L’influence de Vladimir Soloviev dans la rédaction des « Frères Karamazov », en particulier à propos de »la Légende » est incontestable. (1)


(1(1)    Intéressant de comparer l’interprétation de Vladimir Soloviev de la Tentation du Christ et de celle de Dostoïevski : voici le texte de Soloviev, extrait des deux dernières conférences théandriques :


« En premier lieu, il y a pour tout être,  soumis aux conditions de l’existence matérielle la tentation de faire du bien matériel  un but et de l’énergie divine (qu’elle a en elle) un moyen pour l’atteindre : « Si tu es le Fils de Dieu, que ces pierres deviennent du pain…

 


En réponse à cette tentation, le Christ affirme que le Verbe de Dieu ne doit pas servir la vie matérielle, qu’Il est lui-même la source de la vraie vie pour l’homme : « L’homme ne vivra pas de pain seul, mais de toute parole de Dieu. ». Triomphant de cette tentation  de la chair, le Fils de Dieu reçoit pouvoir sur toute chair.

 


En second lieu, une nouvelle tentation se présente au Dieu-Homme, affranchi des incitations des sens, celle de faire de sa puissance divine un moyen d’affirmer sa personnalité humaine, celle de succomber au péché de la raison – l’orgueil : « Si tu es le Fils de Dieu, jette-toi en bas, car il est écrit : il a commandé à ses anges de veiller à ta sécurité, de te prendre dans leurs mains afin que tu ne heurtes pas ton pied à une pierre. »

 


Cette action ‘Jette-toi en bas. » aurait été un appel orgueilleux de l’homme à Dieu, une tentation de Dieu par l’homme.

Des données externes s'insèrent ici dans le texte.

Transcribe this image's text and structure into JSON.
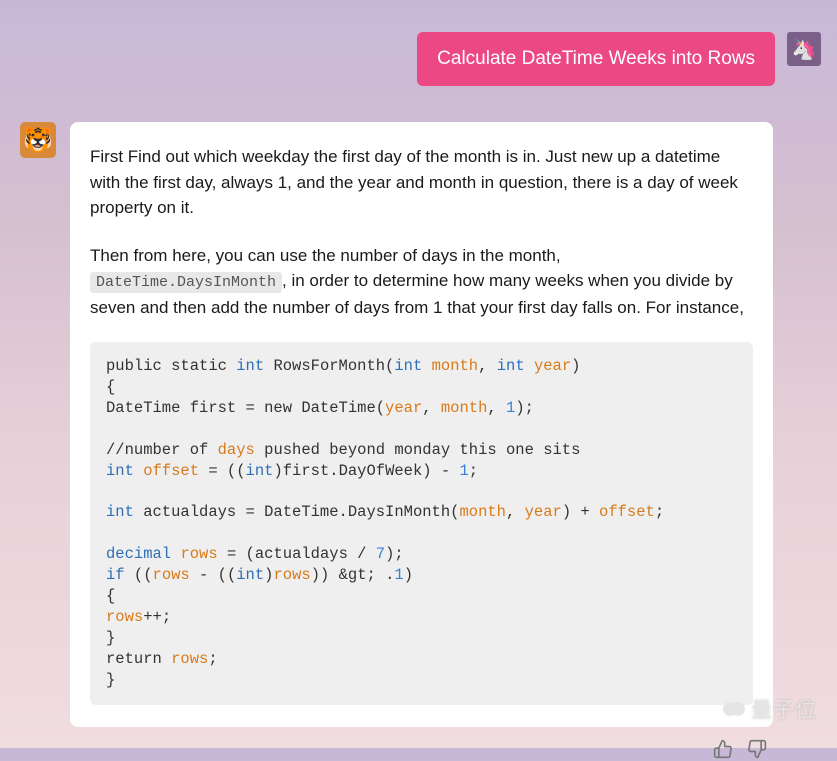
{
  "user": {
    "message": "Calculate DateTime Weeks into Rows",
    "avatarEmoji": "🦄"
  },
  "assistant": {
    "avatarEmoji": "🐯",
    "para1": "First Find out which weekday the first day of the month is in. Just new up a datetime with the first day, always 1, and the year and month in question, there is a day of week property on it.",
    "para2_pre": "Then from here, you can use the number of days in the month, ",
    "para2_code": "DateTime.DaysInMonth",
    "para2_post": ", in order to determine how many weeks when you divide by seven and then add the number of days from 1 that your first day falls on. For instance,",
    "code": {
      "l1_a": "public static ",
      "l1_int": "int",
      "l1_b": " RowsForMonth(",
      "l1_int2": "int",
      "l1_sp": " ",
      "l1_month": "month",
      "l1_c": ", ",
      "l1_int3": "int",
      "l1_year": "year",
      "l1_d": ")",
      "l2": "{",
      "l3_a": "DateTime first = new DateTime(",
      "l3_year": "year",
      "l3_b": ", ",
      "l3_month": "month",
      "l3_c": ", ",
      "l3_1": "1",
      "l3_d": ");",
      "l5_a": "//number of ",
      "l5_days": "days",
      "l5_b": " pushed beyond monday this one sits",
      "l6_int": "int",
      "l6_sp": " ",
      "l6_offset": "offset",
      "l6_a": " = ((",
      "l6_int2": "int",
      "l6_b": ")first.DayOfWeek) - ",
      "l6_1": "1",
      "l6_c": ";",
      "l8_int": "int",
      "l8_a": " actualdays = DateTime.DaysInMonth(",
      "l8_month": "month",
      "l8_b": ", ",
      "l8_year": "year",
      "l8_c": ") + ",
      "l8_offset": "offset",
      "l8_d": ";",
      "l10_decimal": "decimal",
      "l10_sp": " ",
      "l10_rows": "rows",
      "l10_a": " = (actualdays / ",
      "l10_7": "7",
      "l10_b": ");",
      "l11_if": "if",
      "l11_a": " ((",
      "l11_rows": "rows",
      "l11_b": " - ((",
      "l11_int": "int",
      "l11_c": ")",
      "l11_rows2": "rows",
      "l11_d": ")) &gt; .",
      "l11_1": "1",
      "l11_e": ")",
      "l12": "{",
      "l13_rows": "rows",
      "l13_a": "++;",
      "l14": "}",
      "l15_a": "return ",
      "l15_rows": "rows",
      "l15_b": ";",
      "l16": "}"
    }
  },
  "watermark": {
    "text": "量子位"
  }
}
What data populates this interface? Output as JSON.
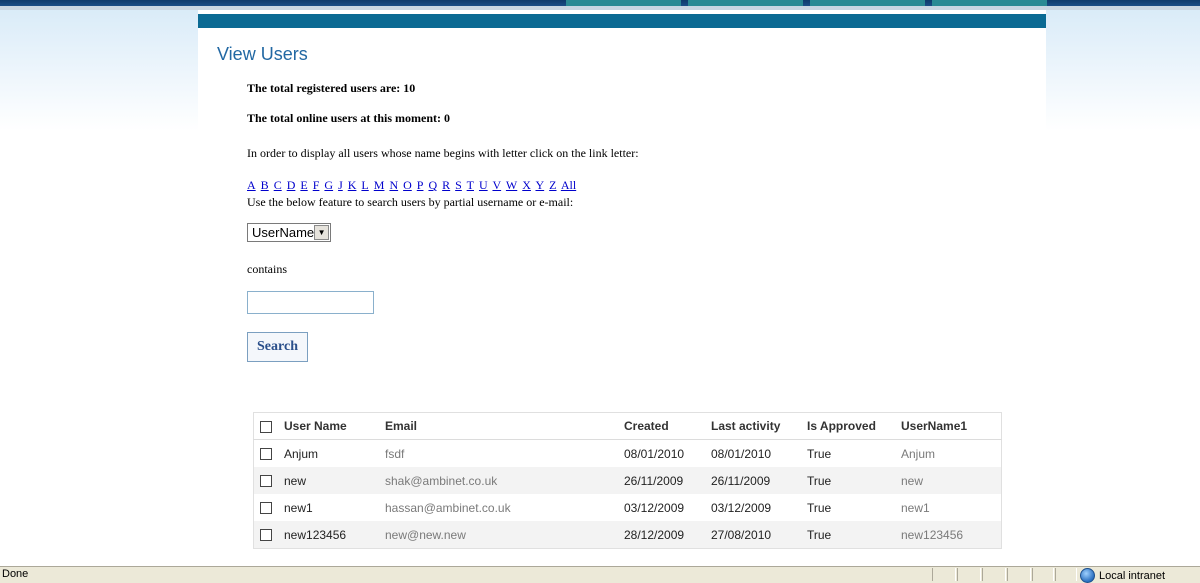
{
  "page": {
    "title": "View Users",
    "total_registered": "The total registered users are: 10",
    "total_online": "The total online users at this moment: 0",
    "letter_instruction": "In order to display all users whose name begins with letter click on the link letter:",
    "letters": [
      "A",
      "B",
      "C",
      "D",
      "E",
      "F",
      "G",
      "J",
      "K",
      "L",
      "M",
      "N",
      "O",
      "P",
      "Q",
      "R",
      "S",
      "T",
      "U",
      "V",
      "W",
      "X",
      "Y",
      "Z",
      "All"
    ],
    "search_instruction": "Use the below feature to search users by partial username or e-mail:",
    "search_field_select": "UserName",
    "contains_label": "contains",
    "search_input_value": "",
    "search_button": "Search"
  },
  "grid": {
    "headers": [
      "User Name",
      "Email",
      "Created",
      "Last activity",
      "Is Approved",
      "UserName1"
    ],
    "rows": [
      {
        "username": "Anjum",
        "email": "fsdf",
        "created": "08/01/2010",
        "last_activity": "08/01/2010",
        "approved": "True",
        "username1": "Anjum"
      },
      {
        "username": "new",
        "email": "shak@ambinet.co.uk",
        "created": "26/11/2009",
        "last_activity": "26/11/2009",
        "approved": "True",
        "username1": "new"
      },
      {
        "username": "new1",
        "email": "hassan@ambinet.co.uk",
        "created": "03/12/2009",
        "last_activity": "03/12/2009",
        "approved": "True",
        "username1": "new1"
      },
      {
        "username": "new123456",
        "email": "new@new.new",
        "created": "28/12/2009",
        "last_activity": "27/08/2010",
        "approved": "True",
        "username1": "new123456"
      }
    ]
  },
  "statusbar": {
    "status": "Done",
    "zone": "Local intranet"
  },
  "colors": {
    "title": "#2268a3",
    "link": "#0000cc",
    "band": "#0b6a93"
  }
}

Aussi le Christ répond « Il est écrit encore, tu ne tenteras pas le Seigneur ton Dieu »

 


 (Parfois ces paroles sont comprises comme si le Christ avait dit au tentateur : « Ne me tente pas « Moi » qui suis le Seigneur, ton Dieu ; mais ceci n’aurait pas de sens, car le Christ se soumet à la tentation non comme Dieu mais comme homme.

En fait, la seconde réplique du Christ, aussi bien que la première, est une réponse directe à ce que le tentateur lui propose. ; Il lui présente de tenter Dieu par une action audacieuse, et pour repousser cette proposition comme la première, le Christ se réfère à  l’Ecriture qui défend  de tenter Dieu)

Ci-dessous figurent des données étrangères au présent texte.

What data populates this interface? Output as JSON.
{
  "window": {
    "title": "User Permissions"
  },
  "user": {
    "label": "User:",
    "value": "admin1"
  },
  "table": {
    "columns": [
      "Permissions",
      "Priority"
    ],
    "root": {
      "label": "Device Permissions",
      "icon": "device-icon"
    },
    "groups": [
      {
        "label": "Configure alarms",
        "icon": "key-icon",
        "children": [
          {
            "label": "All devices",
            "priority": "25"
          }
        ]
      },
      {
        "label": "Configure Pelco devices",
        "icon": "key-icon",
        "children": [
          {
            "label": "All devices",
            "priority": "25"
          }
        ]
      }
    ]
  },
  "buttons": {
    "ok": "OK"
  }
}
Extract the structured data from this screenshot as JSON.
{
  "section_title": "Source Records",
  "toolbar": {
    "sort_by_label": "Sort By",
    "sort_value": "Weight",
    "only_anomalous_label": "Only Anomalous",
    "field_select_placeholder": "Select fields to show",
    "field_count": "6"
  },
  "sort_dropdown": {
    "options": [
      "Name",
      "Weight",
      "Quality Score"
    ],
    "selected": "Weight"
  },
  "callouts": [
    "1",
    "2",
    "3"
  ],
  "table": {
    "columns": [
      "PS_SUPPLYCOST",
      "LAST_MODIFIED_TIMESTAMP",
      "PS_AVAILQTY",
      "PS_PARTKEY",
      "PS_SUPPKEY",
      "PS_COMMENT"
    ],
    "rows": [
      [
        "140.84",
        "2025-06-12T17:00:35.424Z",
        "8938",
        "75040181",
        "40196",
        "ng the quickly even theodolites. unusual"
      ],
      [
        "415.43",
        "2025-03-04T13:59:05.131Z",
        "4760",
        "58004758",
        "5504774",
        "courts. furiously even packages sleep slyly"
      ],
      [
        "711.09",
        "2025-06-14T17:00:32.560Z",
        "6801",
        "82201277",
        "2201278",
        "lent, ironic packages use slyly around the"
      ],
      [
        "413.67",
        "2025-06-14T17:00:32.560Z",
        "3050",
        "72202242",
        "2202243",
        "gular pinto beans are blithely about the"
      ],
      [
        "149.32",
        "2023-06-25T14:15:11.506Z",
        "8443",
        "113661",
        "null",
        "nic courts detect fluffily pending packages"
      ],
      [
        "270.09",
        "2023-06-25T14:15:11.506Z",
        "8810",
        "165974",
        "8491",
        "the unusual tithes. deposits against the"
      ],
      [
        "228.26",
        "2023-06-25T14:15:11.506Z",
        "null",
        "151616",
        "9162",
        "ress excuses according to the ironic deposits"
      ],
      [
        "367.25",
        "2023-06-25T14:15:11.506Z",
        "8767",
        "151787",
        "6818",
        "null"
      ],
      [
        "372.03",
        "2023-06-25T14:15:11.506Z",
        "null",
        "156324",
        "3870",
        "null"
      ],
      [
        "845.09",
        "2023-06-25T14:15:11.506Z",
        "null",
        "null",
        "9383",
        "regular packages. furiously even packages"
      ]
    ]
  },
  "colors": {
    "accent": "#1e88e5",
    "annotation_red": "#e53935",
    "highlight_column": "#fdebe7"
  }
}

Ayant triomphé du péché de l’intelligence, le Fils de l’Homme reçoit  le pouvoir sur les intelligences.


En troisième lieu, voici que se présente le dernière et la plus forte tentation : la servitude de la chair, l’orgueil de l’intelligence sont écartés : la volonté humaine est élevée à un haut degré moral, elle a conscience d’être supérieure à toutes les autres créatures. Or, en vertu de sa supériorité morale,  l’homme peut vouloir dominer le monde afin de conduire le monde à la perfection.

 

Mais le monde gît dans le mal et de plein gré, il ne se soumet pas à la supériorité morale, - c’est pourquoi il faut le forcer à se soumettre, il faut user de la force divine pour violenter et soumettre le monde.

 

Mais l’emploi de la violence, c’est-à-dire du mal pour procurer le bien serait la reconnaissance que le bien n’a pas de force par lui-même, que le mal est plus fort que le bien – ce serait adorer ce même principe du mal, qui domine le monde ; « et lui montrant tous les royaumes du monde et leur gloire, il lui dit : « Je te donnerai tout ceci, si, tombant à genoux, tu m’adores. »

 

Ici  se pose à la volonté humaine la question fatale : en quoi croit-elle et qui peut-elle servir ?  La force invisible de Dieu ou la force du mal qui règne ostensiblement dans le monde ?

 


Et la Volonté humaine du Christ, ayant surmonté la tentation  même justifiée des désirs de domination, s’est compromis avec le mal, qui règne dans le monde : Jésus lui a dit : « Arrière, Satan, car il est écrit : « Tu adoreras le Seigneur ton Dieu, et tu le serviras Lui-seul.

 


Après avoir résisté au péché de l’esprit, le Fils de l’Homme reçut le pouvoir suprême sur le royaume de l’esprit ; ayant refusé de se subordonner à la force terrestre pour dominer sur terre, il obtint pour lui d’être servi par les esprits célestes ;  «  et voici que les anges s’approchèrent  et le servirent ; »

 

Après avoir surmonté la Tentation du mal, qui inclinait la volonté à s’affirmer soi-même, le Christ soumet et met d’accord sa volonté humaine avec la volonté divine, divinisant ainsi son humanité par l’effet de l’humanisation de sa divinité. »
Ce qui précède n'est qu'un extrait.